The automatic license plate reader (ALPR) is perhaps the clearest example of a low-threshold “trigger mechanism,” lowering the bar for criteria that justifies inclusion in databases. ALPRs are quintessential dragnet surveillance tools—they take readings on everyone, not just people under suspicion. Their data come in the form of two photos—one of the license plate and one of the car, along with the time, date, and geo-coordinates attached to those photos, as read by ALPR cameras mounted on the tops of police cars and static cameras at intersections and other locations. ALPR data collected by law enforcement can be supplemented with privately collected ALPRs, such as those used by repossession agents. Just this one relatively simple technological tool makes everyday mass surveillance possible on an almost unimaginable scale.
In addition to ALPRs, there are all sorts of low-threshold trigger mechanisms being leveraged by the LAPD. Much of the data is what’s being called “collateral data collection,” and it is a passive, pervasive way people are being caught up in the surveillance state. Figure 2 is a de-identified notional representation, based on a real network diagram I obtained from the LAPD.
The Carmen Sandiego–looking figure in the middle, “Stephen Thompson,” is a person with direct police contact. Radiating outward, we see all the entities he is related to, including people, cars, addresses, and cell phones. Each line indicates the type of connection (e.g., sibling, lover, co-arrestee, vehicle registrant).
To be in what I call the “secondary surveillance network,” radiating out from the person of interest, individuals do not need to have direct law enforcement contact; they simply need a connection to the central person of interest. And once they are in this system, these individuals can be autotracked, meaning officers can receive real-time alerts should they come into contact with the police or other government agencies.

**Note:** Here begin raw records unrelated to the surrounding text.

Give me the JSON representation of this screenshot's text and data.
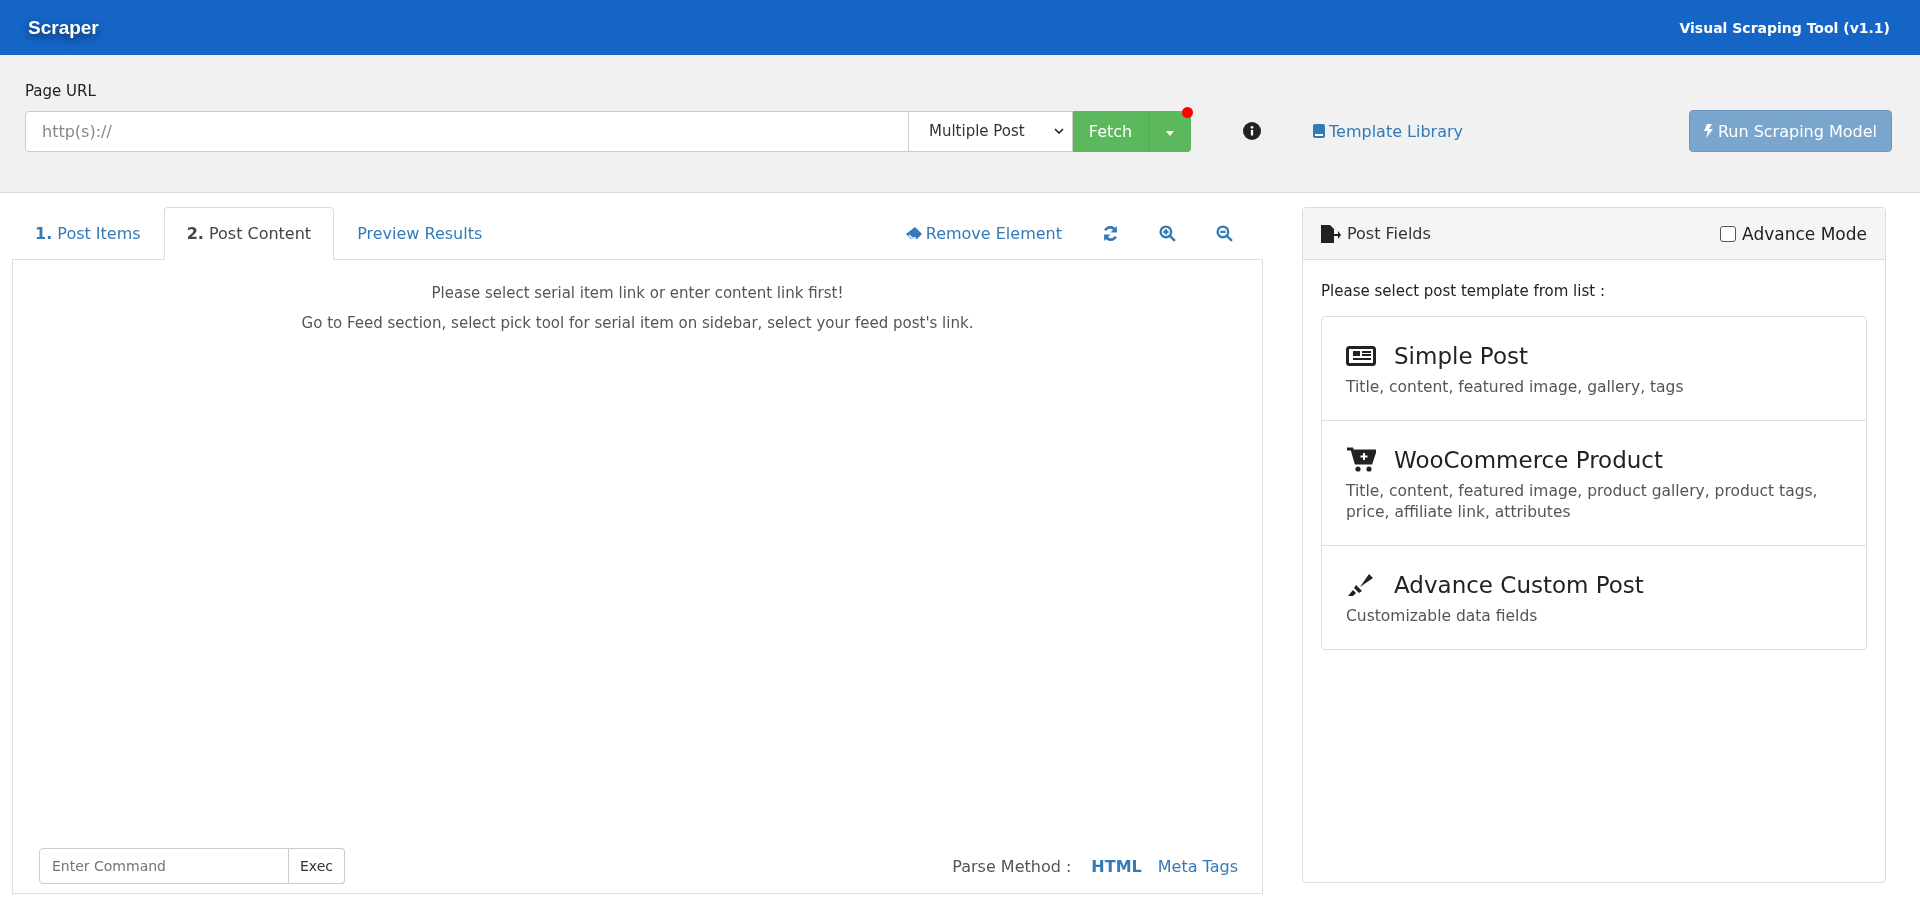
{
  "header": {
    "logo": "Scraper",
    "title": "Visual Scraping Tool (v1.1)"
  },
  "url_bar": {
    "label": "Page URL",
    "placeholder": "http(s)://",
    "mode": "Multiple Post",
    "fetch": "Fetch",
    "template_library": "Template Library",
    "run": "Run Scraping Model"
  },
  "tabs": [
    {
      "label": "**1.** Post Items",
      "selected": false
    },
    {
      "label": "**2.** Post Content",
      "selected": true
    },
    {
      "label": "Preview Results",
      "selected": false
    }
  ],
  "toolbar": {
    "remove": "Remove Element"
  },
  "content": {
    "messages": [
      "Please select serial item link or enter content link first!",
      "Go to Feed section, select pick tool for serial item on sidebar, select your feed post's link."
    ]
  },
  "command": {
    "placeholder": "Enter Command",
    "button": "Exec"
  },
  "parse": {
    "label": "Parse Method :",
    "options": [
      {
        "label": "HTML",
        "selected": true
      },
      {
        "label": "Meta Tags",
        "selected": false
      }
    ]
  },
  "post_fields": {
    "title": "Post Fields",
    "advance_mode": {
      "label": "Advance Mode",
      "checked": false
    },
    "prompt": "Please select post template from list :",
    "templates": [
      {
        "kind": "news",
        "title": "Simple Post",
        "desc": "Title, content, featured image, gallery, tags"
      },
      {
        "kind": "cart",
        "title": "WooCommerce Product",
        "desc": "Title, content, featured image, product gallery, product tags, price, affiliate link, attributes"
      },
      {
        "kind": "marker",
        "title": "Advance Custom Post",
        "desc": "Customizable data fields"
      }
    ]
  }
}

When many streams of information flow together, they form a “data double,” which can be a powerful tool in the hands of law enforcement. As a member of legal counsel at Palantir explained, digital traces can be knit together so that circumstantial evidence looks like a comprehensive picture: there is “usually not one smoking gun document, but we’re able to build up a sequence of events prosecutors might not previously have been able to do … [we can integrate] data in a single ontology to rapidly connect illicit actors and depict a coherent scheme.” This reconstruction may be invisible to civilians—and to their lawyers, if they end up being charged.
But indiscriminate data collection is not the inevitable outcome of technological advancement. Mass surveillance is not the “natural” result of mass digitization. Instead, what we allow to proliferate and become the objects of massive data-collection efforts are choices that reflect the social and political positions of the subjects and subject matter that we feel comfortable surveilling.
As a counterpoint, consider guns in the United States: we do not permit the mass tracking of guns. There is no federal gun registry, and the National Instant Criminal Background Check System is required by law to destroy the audit logs of background checks that go through its system within ninety days. We certainly have the technology to track guns, and we could easily leverage existing technology to do more tracking, but gun owners are powerful political subjects. They have the resources to assert that their guns should not be tracked.
Police officers, too, have routinely invoked their authority and legitimacy to undermine attempts to surveil their work lives. They have the power to resist in ways that their more usual subjects, disproportionately low-income, minority folks with little political capital and no small amount of fear, cannot. In that way, too, dragnet surveillance serves to reinscribe inequality.